2.3 Materials
The Trauma Assessment and Life Experiences Checklist (TALE; Carr et al.,
2018) defined exposure to a traumatic event. The TALE consists of 20
items relating to possible traumatic events an individual may have
experienced. The TALE Interview was found to have satisfactory
test-retest reliability convergent and construct validity (Carr et al.,
2018). This was a novel use of Part A TALE of the Assessment in a
retrospective chart review methodology. Due to the ubiquity of
experiences of psychotic symptoms and hospitalisation within the sample
and without the opportunity to explore individual responses to these
experiences through an interview, an alternative, the TALE 14 is
reported here; these are the first 14 items of the TALE which indicate
trauma-exposure prior to the experience of psychosis. Exposure to trauma
was dummy-coded into binary variables. The age at which the trauma
occurred was recorded.
Work-Related Stress (WRS) and Interpersonal Stressors were included as
dependent dummy-coded binary variables. WRS was defined as “the
response people may have when presented with work demands and pressures
that are not matched to their knowledge and abilities, and which
challenge their ability to cope ” (Leka et al., 2003, p. 3).
Interpersonal Stressors were defined as “stressful episodes
between two or more people that involve quarrels, arguments, negative
attitudes or behaviour, an uncomfortable atmosphere during a
conversation or activity, and concern about hurting others’ feelings ”
(Kato, 2014, p.100).
Demographic variables collected were the age, sex, duration of untreated
psychosis in months (DUP), service disengagement, and substance use were
also collected.
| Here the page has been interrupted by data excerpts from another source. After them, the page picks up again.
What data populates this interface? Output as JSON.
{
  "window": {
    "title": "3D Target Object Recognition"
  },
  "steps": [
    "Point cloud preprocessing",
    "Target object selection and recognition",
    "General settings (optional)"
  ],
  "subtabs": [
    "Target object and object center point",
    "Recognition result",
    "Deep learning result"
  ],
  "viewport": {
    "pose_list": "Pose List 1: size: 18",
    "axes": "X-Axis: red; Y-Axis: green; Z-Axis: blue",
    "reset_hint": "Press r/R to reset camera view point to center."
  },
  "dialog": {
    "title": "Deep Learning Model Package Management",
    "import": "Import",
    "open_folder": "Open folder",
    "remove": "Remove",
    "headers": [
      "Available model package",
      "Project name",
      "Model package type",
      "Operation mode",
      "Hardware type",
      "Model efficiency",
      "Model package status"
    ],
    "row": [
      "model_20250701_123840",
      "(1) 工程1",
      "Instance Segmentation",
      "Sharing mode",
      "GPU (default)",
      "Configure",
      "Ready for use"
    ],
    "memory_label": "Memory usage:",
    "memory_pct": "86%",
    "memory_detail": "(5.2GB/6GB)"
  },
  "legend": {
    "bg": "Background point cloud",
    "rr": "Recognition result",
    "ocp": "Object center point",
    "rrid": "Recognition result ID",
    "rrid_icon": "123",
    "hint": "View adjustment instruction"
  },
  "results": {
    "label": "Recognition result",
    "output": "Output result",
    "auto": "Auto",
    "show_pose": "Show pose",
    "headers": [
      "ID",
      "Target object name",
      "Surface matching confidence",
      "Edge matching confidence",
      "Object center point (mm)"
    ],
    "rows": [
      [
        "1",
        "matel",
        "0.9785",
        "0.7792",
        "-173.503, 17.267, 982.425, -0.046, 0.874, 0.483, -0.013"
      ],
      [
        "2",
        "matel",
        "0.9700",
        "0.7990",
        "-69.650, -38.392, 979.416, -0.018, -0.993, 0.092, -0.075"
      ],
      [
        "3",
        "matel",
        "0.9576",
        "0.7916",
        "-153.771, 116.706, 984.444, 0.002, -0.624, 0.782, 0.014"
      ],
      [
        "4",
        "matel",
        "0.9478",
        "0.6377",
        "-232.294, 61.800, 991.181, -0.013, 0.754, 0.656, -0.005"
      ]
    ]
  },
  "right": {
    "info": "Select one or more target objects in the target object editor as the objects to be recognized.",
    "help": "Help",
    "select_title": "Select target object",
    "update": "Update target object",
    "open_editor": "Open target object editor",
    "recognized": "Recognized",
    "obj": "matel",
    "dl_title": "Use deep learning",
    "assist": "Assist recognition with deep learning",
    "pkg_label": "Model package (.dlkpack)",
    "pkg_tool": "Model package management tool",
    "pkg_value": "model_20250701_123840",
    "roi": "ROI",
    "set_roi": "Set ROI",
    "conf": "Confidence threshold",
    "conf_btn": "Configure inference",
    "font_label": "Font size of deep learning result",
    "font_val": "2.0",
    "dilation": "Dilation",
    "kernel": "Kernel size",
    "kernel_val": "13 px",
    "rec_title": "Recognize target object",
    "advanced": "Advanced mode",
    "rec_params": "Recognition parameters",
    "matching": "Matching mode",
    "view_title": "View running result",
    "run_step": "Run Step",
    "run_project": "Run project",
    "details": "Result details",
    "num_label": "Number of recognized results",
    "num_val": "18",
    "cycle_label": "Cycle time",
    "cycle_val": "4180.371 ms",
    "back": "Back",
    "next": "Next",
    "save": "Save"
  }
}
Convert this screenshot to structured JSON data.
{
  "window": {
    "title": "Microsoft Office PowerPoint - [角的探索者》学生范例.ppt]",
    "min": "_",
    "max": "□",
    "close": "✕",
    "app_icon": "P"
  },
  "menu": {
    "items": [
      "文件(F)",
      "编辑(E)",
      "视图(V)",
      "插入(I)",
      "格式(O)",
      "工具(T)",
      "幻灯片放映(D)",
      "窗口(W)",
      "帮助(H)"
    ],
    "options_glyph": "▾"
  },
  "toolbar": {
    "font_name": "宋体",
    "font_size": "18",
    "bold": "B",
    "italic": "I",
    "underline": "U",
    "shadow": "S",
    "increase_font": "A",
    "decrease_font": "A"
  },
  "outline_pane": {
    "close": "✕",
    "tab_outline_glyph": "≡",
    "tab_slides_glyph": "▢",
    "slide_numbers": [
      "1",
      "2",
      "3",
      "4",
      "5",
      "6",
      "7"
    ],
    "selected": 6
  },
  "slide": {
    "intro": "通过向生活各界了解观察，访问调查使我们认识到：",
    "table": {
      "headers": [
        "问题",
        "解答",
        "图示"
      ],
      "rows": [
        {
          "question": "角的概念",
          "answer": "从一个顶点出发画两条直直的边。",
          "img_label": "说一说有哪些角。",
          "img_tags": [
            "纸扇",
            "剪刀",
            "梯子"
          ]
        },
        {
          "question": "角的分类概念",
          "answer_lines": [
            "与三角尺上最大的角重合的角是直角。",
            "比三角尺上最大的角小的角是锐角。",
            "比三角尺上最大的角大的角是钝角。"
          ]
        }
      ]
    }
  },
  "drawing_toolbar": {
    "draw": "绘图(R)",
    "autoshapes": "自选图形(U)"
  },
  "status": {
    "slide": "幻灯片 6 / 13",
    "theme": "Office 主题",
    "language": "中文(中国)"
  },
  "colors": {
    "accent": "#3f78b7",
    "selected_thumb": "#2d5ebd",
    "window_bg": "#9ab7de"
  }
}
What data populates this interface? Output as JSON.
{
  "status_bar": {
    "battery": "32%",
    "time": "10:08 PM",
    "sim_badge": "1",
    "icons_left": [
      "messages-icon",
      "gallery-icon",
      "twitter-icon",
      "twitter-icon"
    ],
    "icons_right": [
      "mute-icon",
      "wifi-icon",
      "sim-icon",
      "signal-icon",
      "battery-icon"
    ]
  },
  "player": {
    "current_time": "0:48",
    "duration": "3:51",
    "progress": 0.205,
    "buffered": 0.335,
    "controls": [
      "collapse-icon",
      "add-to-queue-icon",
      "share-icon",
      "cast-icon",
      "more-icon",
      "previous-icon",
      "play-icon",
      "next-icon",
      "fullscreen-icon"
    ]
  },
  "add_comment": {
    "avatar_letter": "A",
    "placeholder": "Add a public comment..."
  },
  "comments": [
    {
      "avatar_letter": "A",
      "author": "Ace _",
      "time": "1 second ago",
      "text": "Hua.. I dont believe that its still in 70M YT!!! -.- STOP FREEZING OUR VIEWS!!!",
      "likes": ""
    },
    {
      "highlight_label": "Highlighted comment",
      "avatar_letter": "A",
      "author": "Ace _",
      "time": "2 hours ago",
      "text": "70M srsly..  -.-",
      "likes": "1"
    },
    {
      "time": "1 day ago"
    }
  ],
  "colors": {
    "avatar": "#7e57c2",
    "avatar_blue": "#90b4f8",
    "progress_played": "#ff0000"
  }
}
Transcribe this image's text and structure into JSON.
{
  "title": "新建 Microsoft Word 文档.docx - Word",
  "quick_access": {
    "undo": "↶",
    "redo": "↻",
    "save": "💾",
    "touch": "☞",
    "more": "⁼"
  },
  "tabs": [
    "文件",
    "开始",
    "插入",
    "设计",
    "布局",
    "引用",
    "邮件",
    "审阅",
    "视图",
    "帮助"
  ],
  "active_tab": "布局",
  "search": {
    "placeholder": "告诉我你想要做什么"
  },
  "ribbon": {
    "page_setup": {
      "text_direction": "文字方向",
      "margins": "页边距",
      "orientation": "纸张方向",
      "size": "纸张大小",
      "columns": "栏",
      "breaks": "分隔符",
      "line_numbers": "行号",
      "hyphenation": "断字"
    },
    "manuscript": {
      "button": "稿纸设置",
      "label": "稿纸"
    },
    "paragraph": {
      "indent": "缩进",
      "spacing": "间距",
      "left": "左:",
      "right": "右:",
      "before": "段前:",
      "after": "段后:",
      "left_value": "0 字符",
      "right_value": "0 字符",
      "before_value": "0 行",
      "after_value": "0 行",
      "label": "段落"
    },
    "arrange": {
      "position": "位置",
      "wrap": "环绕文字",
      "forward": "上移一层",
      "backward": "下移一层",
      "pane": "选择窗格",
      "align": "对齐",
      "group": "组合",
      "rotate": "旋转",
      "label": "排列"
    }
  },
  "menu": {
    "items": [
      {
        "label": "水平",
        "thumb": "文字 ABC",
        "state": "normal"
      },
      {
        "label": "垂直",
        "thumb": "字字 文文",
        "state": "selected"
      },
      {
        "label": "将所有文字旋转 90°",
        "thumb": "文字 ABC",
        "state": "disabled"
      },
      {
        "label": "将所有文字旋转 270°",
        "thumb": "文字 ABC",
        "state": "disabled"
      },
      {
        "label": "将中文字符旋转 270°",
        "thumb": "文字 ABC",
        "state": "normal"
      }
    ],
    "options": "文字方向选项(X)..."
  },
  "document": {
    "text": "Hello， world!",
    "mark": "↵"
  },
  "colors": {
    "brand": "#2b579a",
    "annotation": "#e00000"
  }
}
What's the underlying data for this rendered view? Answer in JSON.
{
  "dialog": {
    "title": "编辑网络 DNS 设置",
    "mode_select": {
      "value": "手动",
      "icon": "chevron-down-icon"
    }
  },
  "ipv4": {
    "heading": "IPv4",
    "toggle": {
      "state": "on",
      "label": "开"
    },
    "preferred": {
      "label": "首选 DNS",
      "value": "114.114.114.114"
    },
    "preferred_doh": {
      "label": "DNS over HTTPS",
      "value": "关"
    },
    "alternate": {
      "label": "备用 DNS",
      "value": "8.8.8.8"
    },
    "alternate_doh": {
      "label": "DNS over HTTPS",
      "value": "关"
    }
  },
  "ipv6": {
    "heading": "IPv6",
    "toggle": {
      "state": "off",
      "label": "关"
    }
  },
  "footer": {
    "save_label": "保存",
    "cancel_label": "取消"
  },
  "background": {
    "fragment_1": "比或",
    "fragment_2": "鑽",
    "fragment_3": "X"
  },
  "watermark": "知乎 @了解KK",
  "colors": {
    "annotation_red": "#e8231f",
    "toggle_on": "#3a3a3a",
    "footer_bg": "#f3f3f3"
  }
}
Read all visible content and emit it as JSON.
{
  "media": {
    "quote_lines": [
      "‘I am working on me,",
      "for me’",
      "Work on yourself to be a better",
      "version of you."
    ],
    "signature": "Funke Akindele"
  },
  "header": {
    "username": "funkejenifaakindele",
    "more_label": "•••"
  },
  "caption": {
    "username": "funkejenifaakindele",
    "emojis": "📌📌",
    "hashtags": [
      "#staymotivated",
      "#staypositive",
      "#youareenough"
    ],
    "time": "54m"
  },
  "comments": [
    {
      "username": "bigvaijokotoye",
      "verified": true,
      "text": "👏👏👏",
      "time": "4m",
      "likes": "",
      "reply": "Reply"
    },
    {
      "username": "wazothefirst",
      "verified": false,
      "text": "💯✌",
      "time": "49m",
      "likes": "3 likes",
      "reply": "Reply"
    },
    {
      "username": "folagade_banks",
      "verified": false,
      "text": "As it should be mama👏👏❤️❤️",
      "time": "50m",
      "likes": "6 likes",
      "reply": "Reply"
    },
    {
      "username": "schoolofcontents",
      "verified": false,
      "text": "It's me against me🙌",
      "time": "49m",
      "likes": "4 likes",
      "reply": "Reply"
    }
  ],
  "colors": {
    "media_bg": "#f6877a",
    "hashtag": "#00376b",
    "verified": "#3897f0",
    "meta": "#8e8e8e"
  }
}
Service disengagement and substance use were
binary-coded. Sex was recorded as male or female in the case files, so
no other options for sex are included in the recorded data.
The scales for the assessment of positive symptoms (SAPS) (Andreasen,
1984a), and the scales for the assessment of negative symptoms (SANS)
(Andreasen, 1984b) were used to assess positive and negative symptom
severity. The Calgary Depression Scale for Schizophrenia (CDSS)
(Addington et al., 1990) was used to assess depressive symptoms in
psychosis. The Covid Traumatic Stress Symptoms scale from the Covid
Stress Scales (Taylor et al., 2020) was used to identify retrospectively
Covid-19-related trauma (CRT). The internal consistency, convergent and
discriminant validity of the traumatic stress symptoms scale was
satisfactory (Cronbach’s Alpha = 0.93) (Taylor et al., 2020).